Onca müfessir Ahzâb33/37. ayetteki ve-tuhfî fî nefsike ifadesini,“(Ey Peygamber!) Zeyd karısını boşasa da ben evlensem’ arzusunu içinde saklıyordun” diye tefsir etmekle, “Acaba Hz. Peygamber’e yakışıksız bir isnatta bulunduk mu?” diye düşünmemiş, yine onca sahabi ve tabi müfessir Sâd suresindeki iki hasım ve doksan dokuz koyun/kadın meselesini Hz. Davud’un Uriya adlı kişinin karısıyla evlenmesi hadisesiyle ilişkilendirmekle, “Acaba Hz. Davud’a çirkin bir davranış mı izafe ettik?” diye endişelenmemiş, keza İbn Abbas, Said b. Cübeyr gibi sahabi ve tabi müfessirler Yûsuf12/24. ayetteki ve-hemme bihâ ifadesini pornografik tarzda izah ederken, “Yahu, biz Hz. Yusuf hakkında neler söylüyoruz?” dememiş, öte yandan bugün bize dudak uçuklatıcı gelen bütün bu izahları kendi tefsir kitaplarında zikreden Mukâtil, Taberî, Kurtubî, Sa’lebi, Suyûtî gibi sayısız müfessir, “Acaba biz bu peygamberler hakkında yanlış mı yapıyoruz?” gibi bir kaygıya kapılmamışsa, o zaman biraz durup düşünmek gerekir. Belki de ya sahabe ve tabiun âlimleri ile sair müfessirlerde ya da bizde bir problem var demektir.

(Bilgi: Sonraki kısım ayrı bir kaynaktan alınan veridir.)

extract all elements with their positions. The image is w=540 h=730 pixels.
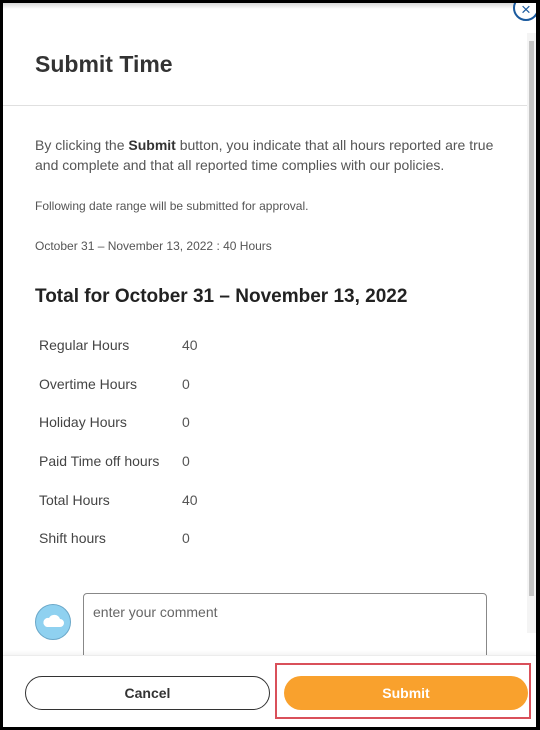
top-shadow (3, 3, 536, 9)
hours-value: 0 (182, 414, 190, 431)
submit-button[interactable]: Submit (284, 676, 528, 710)
hours-label: Shift hours (39, 530, 106, 547)
attestation-text: By clicking the Submit button, you indic… (35, 135, 505, 175)
hours-value: 0 (182, 453, 190, 470)
dialog-footer: Cancel Submit (3, 655, 536, 727)
hours-value: 40 (182, 337, 198, 353)
scrollbar-thumb[interactable] (529, 41, 534, 596)
hours-value: 0 (182, 530, 190, 547)
submit-time-dialog: × Submit Time By clicking the Submit but… (3, 3, 536, 727)
hours-label: Paid Time off hours (39, 453, 160, 470)
total-title: Total for October 31 – November 13, 2022 (35, 286, 408, 307)
dialog-title: Submit Time (35, 51, 173, 77)
hours-value: 0 (182, 375, 190, 392)
attestation-prefix: By clicking the (35, 137, 129, 153)
approval-note: Following date range will be submitted f… (35, 199, 309, 213)
range-summary: October 31 – November 13, 2022 : 40 Hour… (35, 239, 272, 253)
attestation-bold: Submit (128, 137, 176, 153)
hours-label: Regular Hours (39, 337, 130, 353)
close-icon[interactable]: × (513, 3, 536, 21)
hours-value: 40 (182, 491, 198, 508)
hours-label: Overtime Hours (39, 375, 138, 392)
avatar (35, 604, 71, 640)
header-divider (3, 105, 527, 106)
hours-label: Total Hours (39, 491, 110, 508)
cancel-button[interactable]: Cancel (25, 676, 270, 710)
cloud-icon (43, 614, 64, 627)
hours-label: Holiday Hours (39, 414, 127, 431)
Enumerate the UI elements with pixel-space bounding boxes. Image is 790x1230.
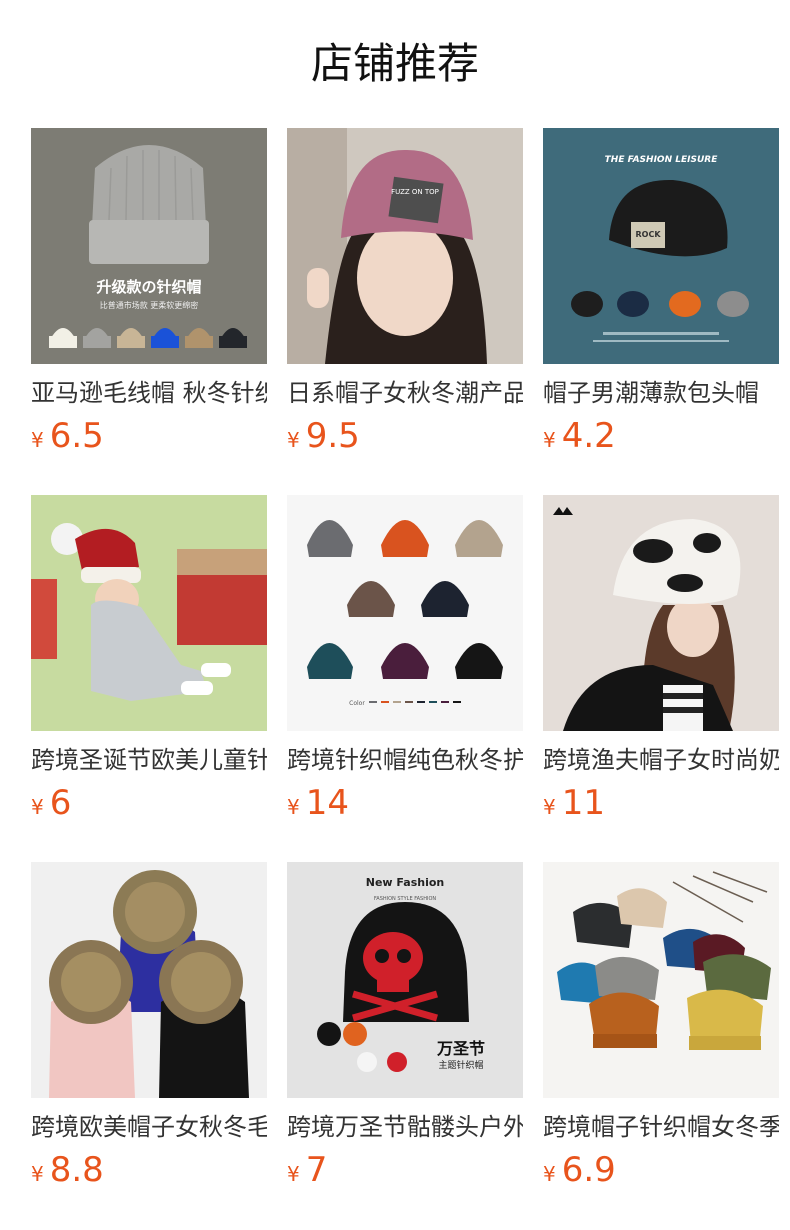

Asıl problemkendi zihnimizdeki peygamberlik anlayışını mutlaklaştırmak ve dolayısıyla bugünkü hâkim peygamber tasavvurundan hareketle erken dönemlerdeki peygamberlik algısını yorumlayıp yargılamaktır. Yine asıl problem, kendi toplumumuzun kadın, evlilik, namus konusundaki değer yargılarından hareketle bundan onbeş asır önceki Arap toplumunun bu konudaki örfüne değer biçmeye kalkmaktır. Bu problemin tefsirdeki adıanakronizmdir. Şayet biz Kur’an’ı bugün nazil olmuş gibi algılamasaydık ve yine hesabı verilmemiş evrensellik adına büyük büyük laflar konuşmamış olsaydık, öncelikle vahyin nazil olduğu dönemde neler olup bittiğini merak edip araştırma ihtiyacı duyardık. Buna paralel olarak da bahis konusu ayetleri o dönemdeki Arap toplumunun örf, adet ve gelenekleri içinde anlayıp kavrar ve sonunda, “Demek ki o günkü toplumsal matriste bu gibi işler ahlak, namus meselesi olarak algılanmıyor, insani bir durum olarak karşılanıyormuş. Demek ki İslam’ın ilk asırlarındaki peygamber tasavvuru günümüzün melekleşmiş ve metatrona dönüşmüş peygamber tasavvuruna pek benzemiyormuş” hükmüne ulaşırdık ki İmam Mâtüridî’nin iki hasım ve doksan dokuz koyun kıssasıyla ilgili ayetlerin tefsirinde “Kâle ehlü’t-te’vîl” diye aktardığı izahta da erken dönem müfessirler gerek Hz. Peygamber ve Zeyneb, gerekse Hz. Davud ve Uriya’nın karısı meselesini, “Önceden tasarlanmadan vuku bulan, üstelik karşı konulamayan, önü alınamayan, adeta bir trafik kazası gibi yaşanan bir gönül hadisesi” olarak anlayıp yorumlamışlardır. Yine biz Kur’an’ı öncelikle kendi nüzul ortamında anlayıp yorumlamaya çalışsaydık, birçok ayetteki mevzunun din ve dinin özüne ait olmadığı gerçeğini de idrak etmiş olurduk. Ne var ki merdiven altı tefsirciliğin ne böyle bir hükme ulaşması ne de Kur’an’da bahsi geçen her şeyin bizzat din ve dinin özüne ait olmadığı gerçeğini kavraması mümkündür. Çünkü bu tarz tefsircilikte esas amaç Kur’an’da söylenen ve kastedilen anlamı arayıp bulmak değil, bugün bizim içimizden geçen ya da “Kur’an şundan da söz etse ne güzel olurdu!” arzusunda ifadesini bulan anlam siparişlerini karşılamak, tabir caizse, “Efendim, buyrun işte tam da arzu ettiğiniz gibi bir anlam” dercesine yorumlar yapmaktır.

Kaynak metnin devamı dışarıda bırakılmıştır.